According to NPR, the bacteria came from the stool of a 40-year-old woman who hadn't taken antibiotics in a decade. Researchers grew bacteria from the poop, sequenced their DNA, and picked the healthiest types to make up the rePOOPulate.

In the study, Allen-Vercoe and her colleagues gave two patients suffering from antibiotic-resistant Clostridium difficile the artificial stool via colonoscopy--to get a little more graphic, they had the stuff infused into their right and mid colons. It worked. The patients started pooping normally in two to three days, and remained symptom-free after six months. Turns out, all the patients needed was something to replace all the unhealthy bacteria in their intestines with healthier varieties, and rePOOPulate did the trick.

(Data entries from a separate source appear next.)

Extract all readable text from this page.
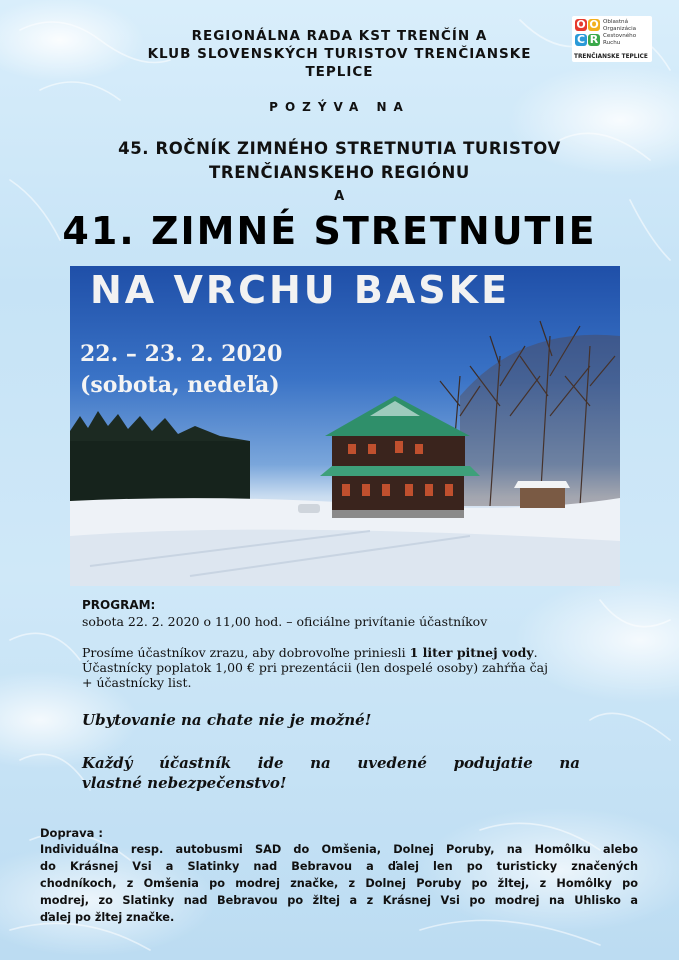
REGIONÁLNA RADA KST TRENČÍN A
KLUB SLOVENSKÝCH TURISTOV TRENČIANSKE
TEPLICE
O O
C R
Oblastná
Organizácia
Cestovného
Ruchu
TRENČIANSKE TEPLICE
POZÝVA NA
45. ROČNÍK ZIMNÉHO STRETNUTIA TURISTOV
TRENČIANSKEHO REGIÓNU
A
41. ZIMNÉ STRETNUTIE
NA VRCHU BASKE
22. – 23. 2. 2020
(sobota, nedeľa)
PROGRAM:
sobota 22. 2. 2020 o 11,00 hod. – oficiálne privítanie účastníkov
Prosíme účastníkov zrazu, aby dobrovoľne priniesli 1 liter pitnej vody.
Účastnícky poplatok 1,00 € pri prezentácii (len dospelé osoby) zahŕňa čaj
+ účastnícky list.
Ubytovanie na chate nie je možné!
Každý účastník ide na uvedené podujatie na
vlastné nebezpečenstvo!
Doprava :
Individuálna resp. autobusmi SAD do Omšenia, Dolnej Poruby, na Homôlku alebo
do Krásnej Vsi a Slatinky nad Bebravou a ďalej len po turisticky značených
chodníkoch, z Omšenia po modrej značke, z Dolnej Poruby po žltej, z Homôlky po
modrej, zo Slatinky nad Bebravou po žltej a z Krásnej Vsi po modrej na Uhlisko a
ďalej po žltej značke.
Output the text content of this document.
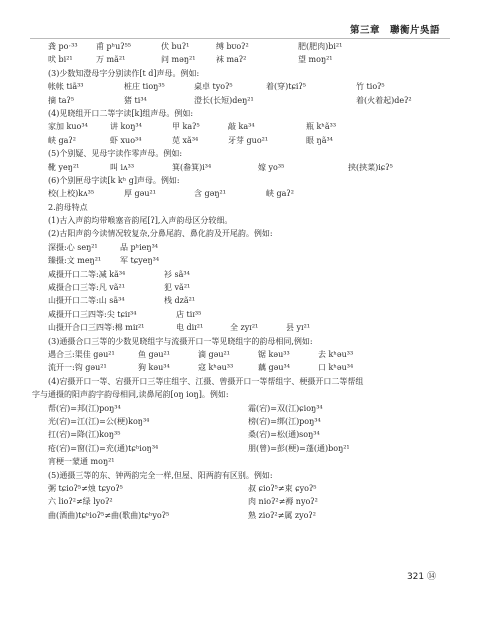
第三章　聯衡片吳語
龚 poˑ³³ 甫 pʰuʔ⁵⁵	伏 buʔ¹	缚 bᴜoʔ²	肥(肥肉)bi²¹
吠 bi²¹	万 mã²¹	问 məŋ²¹	袜 maʔ²	望 moŋ²¹
(3)少数知澄母字分别读作[t d]声母。例如:
帐帐 tiã³³	桩庄 tioŋ³⁵	桌卓 tyoʔ⁵	着(穿)tɕiʔ⁵	竹 tioʔ⁵
摘 taʔ⁵	猪 ti³⁴	澄长(长短)deŋ²¹	着(火着起)deʔ²
(4)见晓组开口二等字读[k]组声母。例如:
家加 kuo³⁴	讲 koŋ³⁴	甲 kaʔ⁵	敲 ka³⁴	瓶 kʰã³³
峡 gaʔ²	虾 xuo³⁴	苋 xã³⁴	牙芽 guo²¹	眼 ŋã³⁴
(5)个别疑、见母字读作零声母。例如:
靴 yeŋ²¹	叫 iᴧ³³	箕(畚箕)i³⁴	嫁 yo³⁵	挟(挟菜)iɕʔ⁵
(6)个别匣母字读[k kʰ g]声母。例如:
校(上校)kᴧ³⁵	厚 gəu²¹	含 gəŋ²¹	峡 gaʔ²
2.韵母特点
(1)古入声韵均带喉塞音韵尾[ʔ],入声韵母区分较细。
(2)古阳声韵今读情况较复杂,分鼻尾韵、鼻化韵及开尾韵。例如:
深摄:心 seŋ²¹	品 pʰieŋ³⁴
臻摄:文 meŋ²¹ 军 tɕyeŋ³⁴
咸摄开口二等:减 kã³⁴	衫 sã³⁴
咸摄合口三等:凡 vã²¹	犯 vã²¹
山摄开口二等:山 sã³⁴	栈 dzã²¹
咸摄开口三四等:尖 tɕiɪ³⁴	店 tiɪ³⁵
山摄开合口三四等:棉 miɪ²¹	电 diɪ²¹	全 zyɪ²¹	县 yɪ²¹
(3)通摄合口三等的少数见晓组字与流摄开口一等见晓组字的韵母相同,例如:
遇合三:渠佳 gəu²¹	鱼 gəu²¹	滴 gəu²¹	锯 kəu³³	去 kʰəu³³
流开一:钩 gəu²¹	狗 kəu³⁴	寇 kʰəu³³	藕 gəu³⁴	口 kʰəu³⁴
(4)宕摄开口一等、宕摄开口三等庄组字、江摄、曾摄开口一等帮组字、梗摄开口二等帮组
字与通摄的阳声韵字韵母相同,读鼻尾韵[oŋ ioŋ]。例如:
帮(宕)=邦(江)poŋ³⁴	霜(宕)=双(江)ɕioŋ³⁴
光(宕)=江(江)=公(梗)koŋ³⁴	榜(宕)=绑(江)poŋ³⁴
扛(宕)=降(江)koŋ³⁵	桑(宕)=松(通)soŋ³⁴
疮(宕)=窗(江)=充(通)tɕʰioŋ³⁴	朋(曾)=彭(梗)=蓬(通)boŋ²¹
宵梗一蒙通 moŋ²¹
(5)通摄三等的东、钟两韵完全一样,但屋、阳两韵有区别。例如:
粥 tɕioʔ⁵≠烛 tɕyoʔ⁵	叔 ɕioʔ⁵≠束 ɕyoʔ⁵
六 lioʔ²≠绿 lyoʔ²	肉 nioʔ²≠褥 nyoʔ²
曲(酒曲)tɕʰioʔ⁵≠曲(歌曲)tɕʰyoʔ⁵	熟 zioʔ²≠属 zyoʔ²
321 ⑭
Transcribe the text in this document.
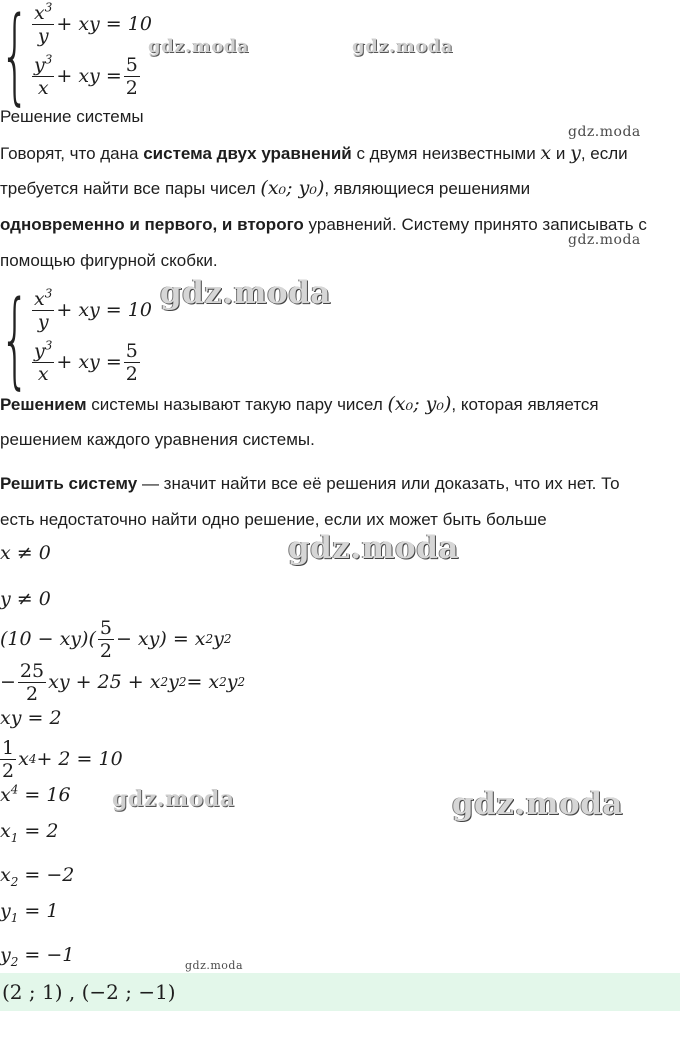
{ $\frac{x^3}{y}$ + xy = 10
$\frac{y^3}{x}$ + xy = $\frac{5}{2}$
Решение системы
Говорят, что дана система двух уравнений с двумя неизвестными x и y, если
требуется найти все пары чисел (x₀; y₀), являющиеся решениями
одновременно и первого, и второго уравнений. Систему принято записывать с
помощью фигурной скобки.
{ $\frac{x^3}{y}$ + xy = 10
$\frac{y^3}{x}$ + xy = $\frac{5}{2}$
Решением системы называют такую пару чисел (x₀; y₀), которая является
решением каждого уравнения системы.
Решить систему — значит найти все её решения или доказать, что их нет. То
есть недостаточно найти одно решение, если их может быть больше
x ≠ 0
y ≠ 0
$(10 - xy)( \frac{5}{2} - xy) = x$ 2 y 2
− $\frac{25}{2}$ xy + 25 + x 2 y 2 = x 2 y 2
xy = 2
$\frac{1}{2}$ x 4 + 2 = 10
$x^4 = 16$
$x_1 = 2$
$x_2 = -2$
$y_1 = 1$
$y_2 = -1$
(2 ; 1) , (−2 ; −1)
gdz.moda	gdz.moda
gdz.moda
gdz.moda
gdz.moda
gdz.moda
gdz.moda	gdz.moda
gdz.moda
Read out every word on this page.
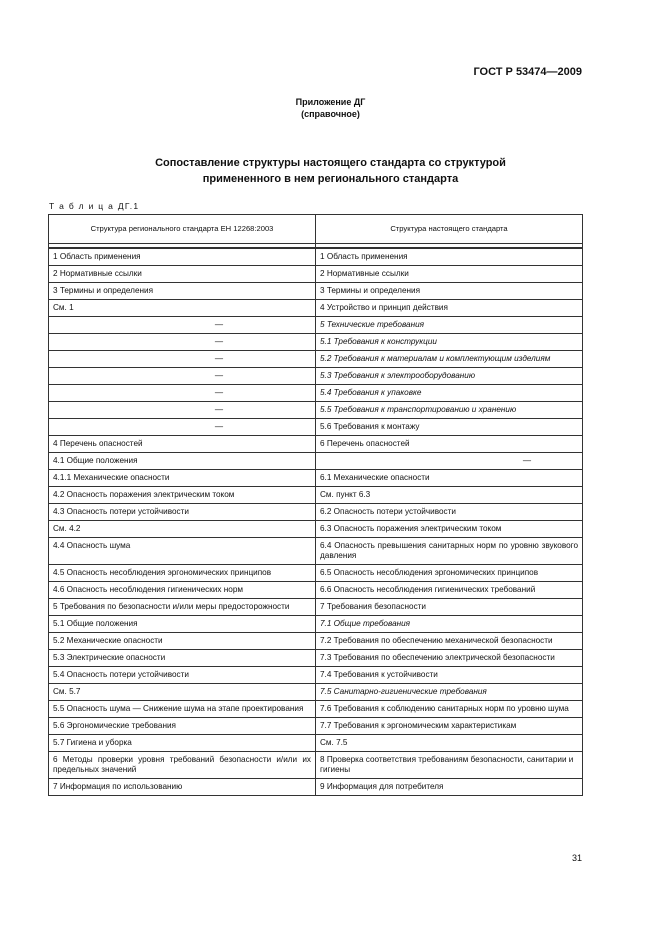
ГОСТ Р 53474—2009
Приложение ДГ
(справочное)
Сопоставление структуры настоящего стандарта со структурой
примененного в нем регионального стандарта
Т а б л и ц а ДГ.1
Структура регионального стандарта ЕН 12268:2003	Структура настоящего стандарта

1 Область применения	1 Область применения
2 Нормативные ссылки	2 Нормативные ссылки
3 Термины и определения	3 Термины и определения
См. 1	4 Устройство и принцип действия
—	5 Технические требования
—	5.1 Требования к конструкции
—	5.2 Требования к материалам и комплектующим изделиям
—	5.3 Требования к электрооборудованию
—	5.4 Требования к упаковке
—	5.5 Требования к транспортированию и хранению
—	5.6 Требования к монтажу
4 Перечень опасностей	6 Перечень опасностей
4.1 Общие положения	—
4.1.1 Механические опасности	6.1 Механические опасности
4.2 Опасность поражения электрическим током	См. пункт 6.3
4.3 Опасность потери устойчивости	6.2 Опасность потери устойчивости
См. 4.2	6.3 Опасность поражения электрическим током
4.4 Опасность шума	6.4 Опасность превышения санитарных норм по уровню звукового давления
4.5 Опасность несоблюдения эргономических принципов	6.5 Опасность несоблюдения эргономических принципов
4.6 Опасность несоблюдения гигиенических норм	6.6 Опасность несоблюдения гигиенических требований
5 Требования по безопасности и/или меры предосторожности	7 Требования безопасности
5.1 Общие положения	7.1 Общие требования
5.2 Механические опасности	7.2 Требования по обеспечению механической безопасности
5.3 Электрические опасности	7.3 Требования по обеспечению электрической безопасности
5.4 Опасность потери устойчивости	7.4 Требования к устойчивости
См. 5.7	7.5 Санитарно-гигиенические требования
5.5 Опасность шума — Снижение шума на этапе проектирования	7.6 Требования к соблюдению санитарных норм по уровню шума
5.6 Эргономические требования	7.7 Требования к эргономическим характеристикам
5.7 Гигиена и уборка	См. 7.5
6 Методы проверки уровня требований безопасности и/или их предельных значений	8 Проверка соответствия требованиям безопасности, санитарии и гигиены
7 Информация по использованию	9 Информация для потребителя
31
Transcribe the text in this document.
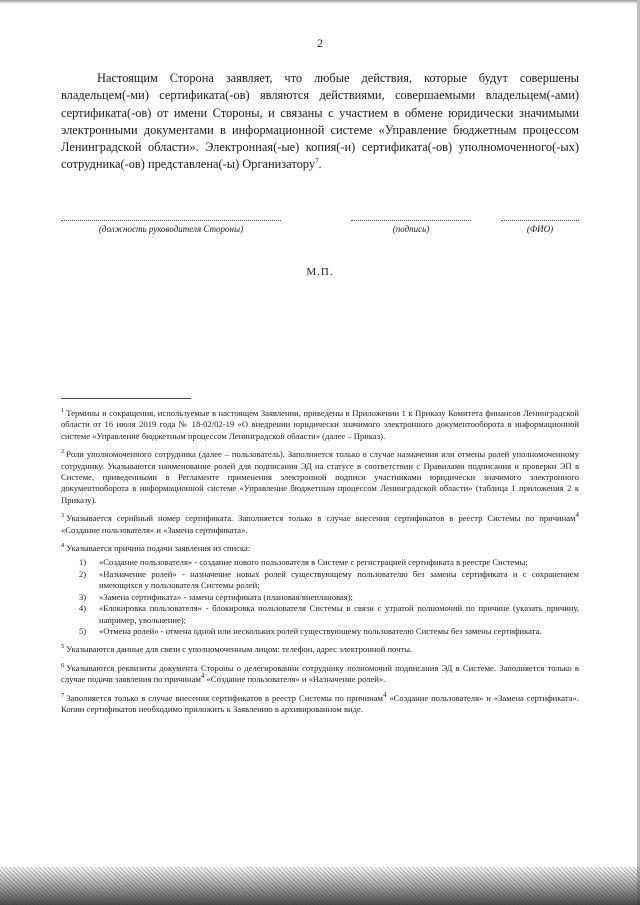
2

Настоящим Сторона заявляет, что любые действия, которые будут совершены владельцем(-ми) сертификата(-ов) являются действиями, совершаемыми владельцем(-ами) сертификата(-ов) от имени Стороны, и связаны с участием в обмене юридически значимыми электронными документами в информационной системе «Управление бюджетным процессом Ленинградской области». Электронная(-ые) копия(-и) сертификата(-ов) уполномоченного(-ых) сотрудника(-ов) представлена(-ы) Организатору$^7$.

(должность руководителя Стороны)	(подпись)	(ФИО)
М.П.
$^1$ Термины и сокращения, используемые в настоящем Заявлении, приведены в Приложении 1 к Приказу Комитета финансов Ленинградской области от 16 июля 2019 года № 18-02/02-19 «О внедрении юридически значимого электронного документооборота в информационной системе «Управление бюджетным процессом Ленинградской области» (далее – Приказ).
$^2$ Роли уполномоченного сотрудника (далее – пользователь). Заполняется только в случае назначения или отмены ролей уполномоченному сотруднику. Указываются наименование ролей для подписания ЭД на статусе в соответствии с Правилами подписания и проверки ЭП в Системе, приведенными в Регламенте применения электронной подписи участниками юридически значимого электронного документооборота в информационной системе «Управление бюджетным процессом Ленинградской области» (таблица 1 приложения 2 к Приказу).
$^3$ Указывается серийный номер сертификата. Заполняется только в случае внесения сертификатов в реестр Системы по причинам$^4$ «Создание пользователя» и «Замена сертификата».
$^4$ Указывается причина подачи заявления из списка:
1) «Создание пользователя» - создание нового пользователя в Системе с регистрацией сертификата в реестре Системы;
2) «Назначение ролей» - назначение новых ролей существующему пользователю без замены сертификата и с сохранением имеющихся у пользователя Системы ролей;
3) «Замена сертификата» - замена сертификата (плановая/внеплановая);
4) «Блокировка пользователя» - блокировка пользователя Системы в связи с утратой полномочий по причине (указать причину, например, увольнение);
5) «Отмена ролей» - отмена одной или нескольких ролей существующему пользователю Системы без замены сертификата.
$^5$ Указываются данные для связи с уполномоченным лицом: телефон, адрес электронной почты.
$^6$ Указываются реквизиты документа Стороны о делегировании сотруднику полномочий подписания ЭД в Системе. Заполняется только в случае подачи заявления по причинам$^4$ «Создание пользователя» и «Назначение ролей».
$^7$ Заполняется только в случае внесения сертификатов в реестр Системы по причинам$^4$ «Создание пользователя» и «Замена сертификата». Копии сертификатов необходимо приложить к Заявлению в архивированном виде.
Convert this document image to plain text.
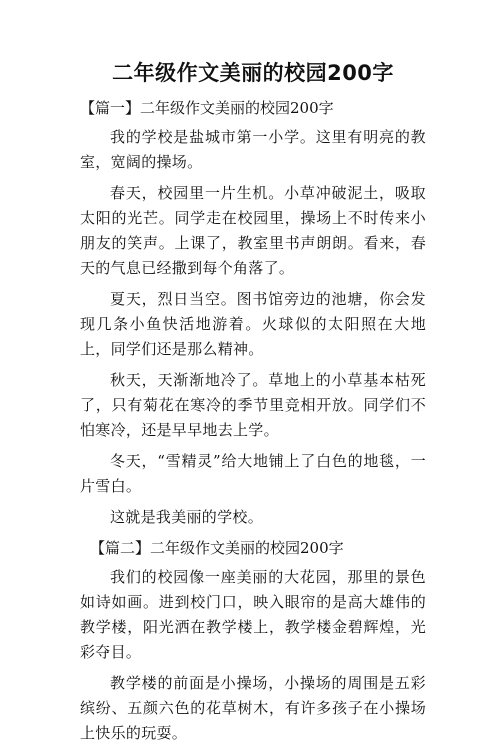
二年级作文美丽的校园200字
【篇一】二年级作文美丽的校园200字

我的学校是盐城市第一小学。这里有明亮的教室，宽阔的操场。

春天，校园里一片生机。小草冲破泥土，吸取太阳的光芒。同学走在校园里，操场上不时传来小朋友的笑声。上课了，教室里书声朗朗。看来，春天的气息已经撒到每个角落了。

夏天，烈日当空。图书馆旁边的池塘，你会发现几条小鱼快活地游着。火球似的太阳照在大地上，同学们还是那么精神。

秋天，天渐渐地冷了。草地上的小草基本枯死了，只有菊花在寒冷的季节里竞相开放。同学们不怕寒冷，还是早早地去上学。

冬天，“雪精灵”给大地铺上了白色的地毯，一片雪白。

这就是我美丽的学校。

【篇二】二年级作文美丽的校园200字

我们的校园像一座美丽的大花园，那里的景色如诗如画。进到校门口，映入眼帘的是高大雄伟的教学楼，阳光洒在教学楼上，教学楼金碧辉煌，光彩夺目。

教学楼的前面是小操场，小操场的周围是五彩缤纷、五颜六色的花草树木，有许多孩子在小操场上快乐的玩耍。
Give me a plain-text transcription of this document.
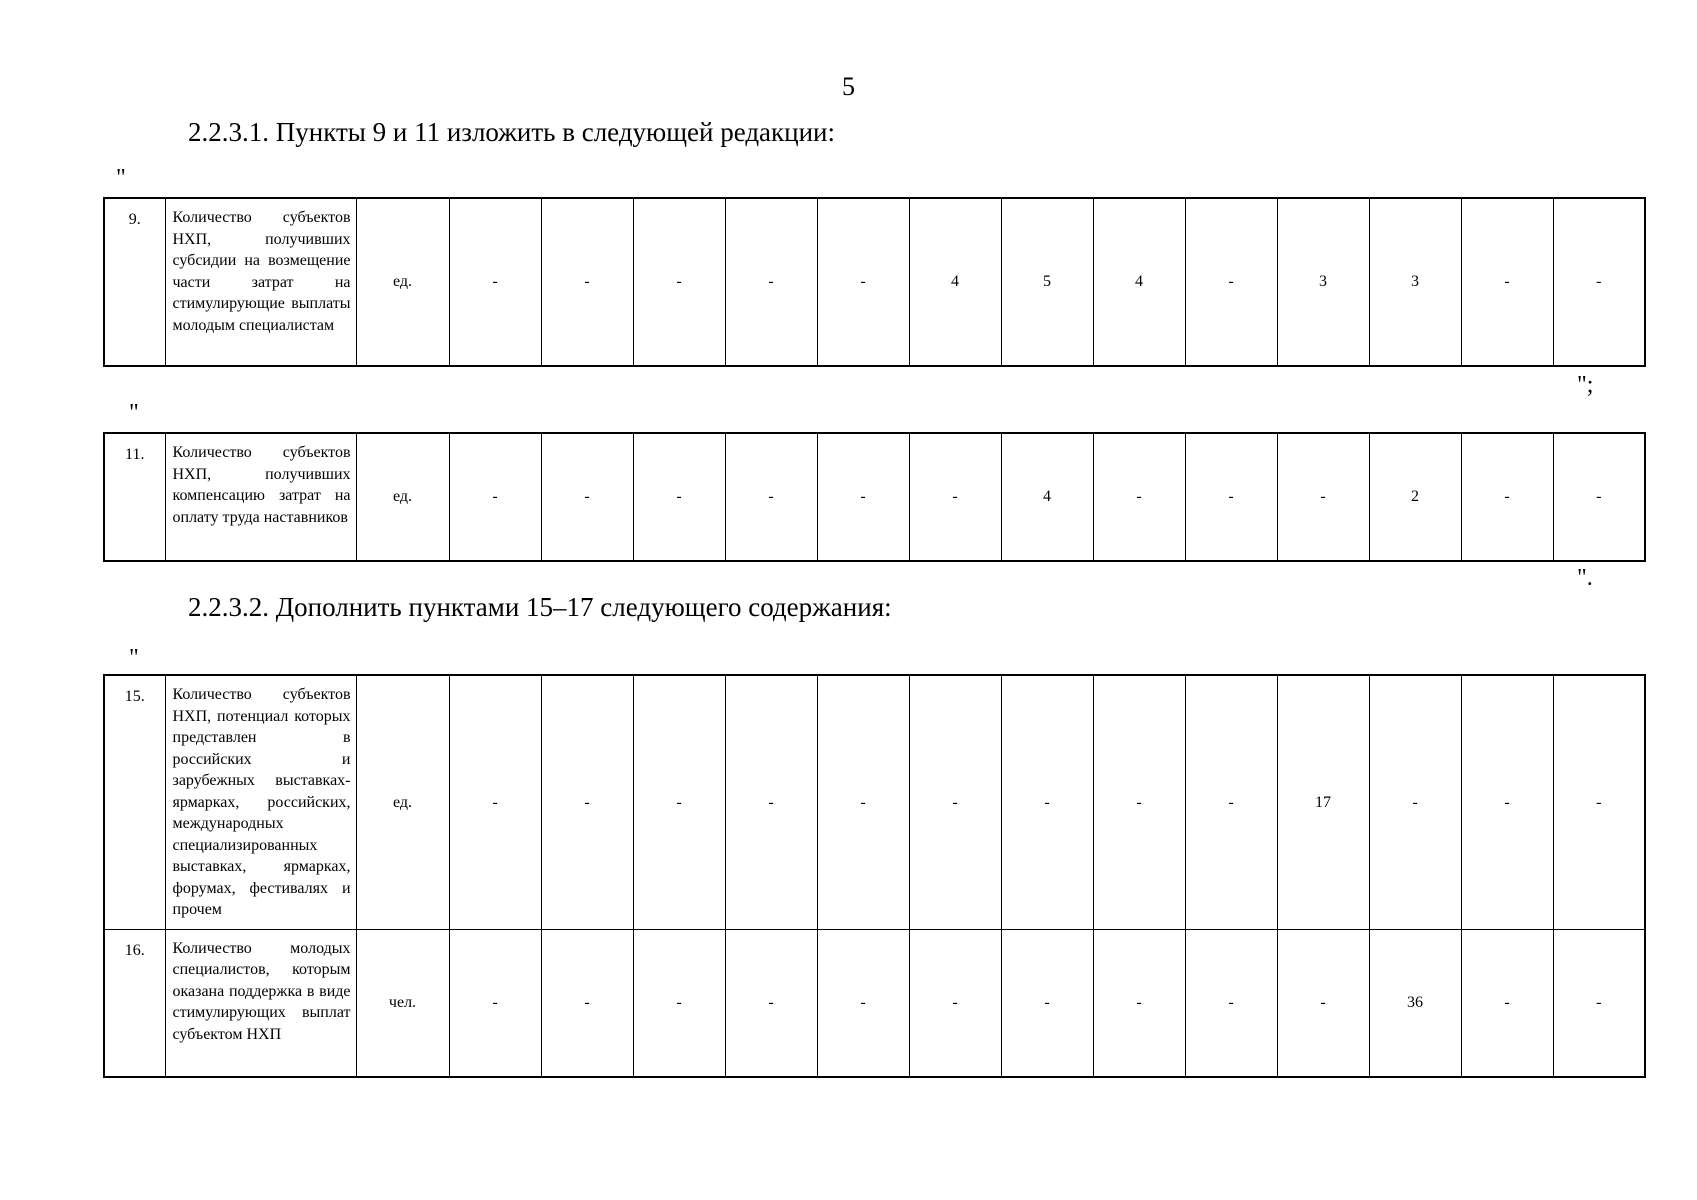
5
2.2.3.1. Пункты 9 и 11 изложить в следующей редакции:
"
9.	Количество субъектов НХП, получивших субсидии на возмещение части затрат на стимулирующие выплаты молодым специалистам	ед.	-	-	-	-	-	4	5	4	-	3	3	-	-
";
"
11.	Количество субъектов НХП, получивших компенсацию затрат на оплату труда наставников	ед.	-	-	-	-	-	-	4	-	-	-	2	-	-
".
2.2.3.2. Дополнить пунктами 15–17 следующего содержания:
"
15.	Количество субъектов НХП, потенциал которых представлен в российских и зарубежных выставках-ярмарках, российских, международных специализированных выставках, ярмарках, форумах, фестивалях и прочем	ед.	-	-	-	-	-	-	-	-	-	17	-	-	-
16.	Количество молодых специалистов, которым оказана поддержка в виде стимулирующих выплат субъектом НХП	чел.	-	-	-	-	-	-	-	-	-	-	36	-	-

While more research still needs to be done, the study authors conclude in the paper that "a synthetic stool (stool substitute) may be an effective and feasible alternative to the use of defecated donor fecal matter (stool transplant) in the treatment of recurrent CDI." Not only that, but rePOOPulate could theoretically help with any number of ailments that have links to the digestive system, including obesity, celiac disease, diabetes, rheumatoid arthritis, and inflammatory bowel disorder.

Fecal transplants are becoming more common. The Mayo Clinic alone has done dozens of them since 2011. So if you think you have a particularly healthy digestive system, your poop could eventually be worth a significant chunk of change in the fecal transplant market. Really.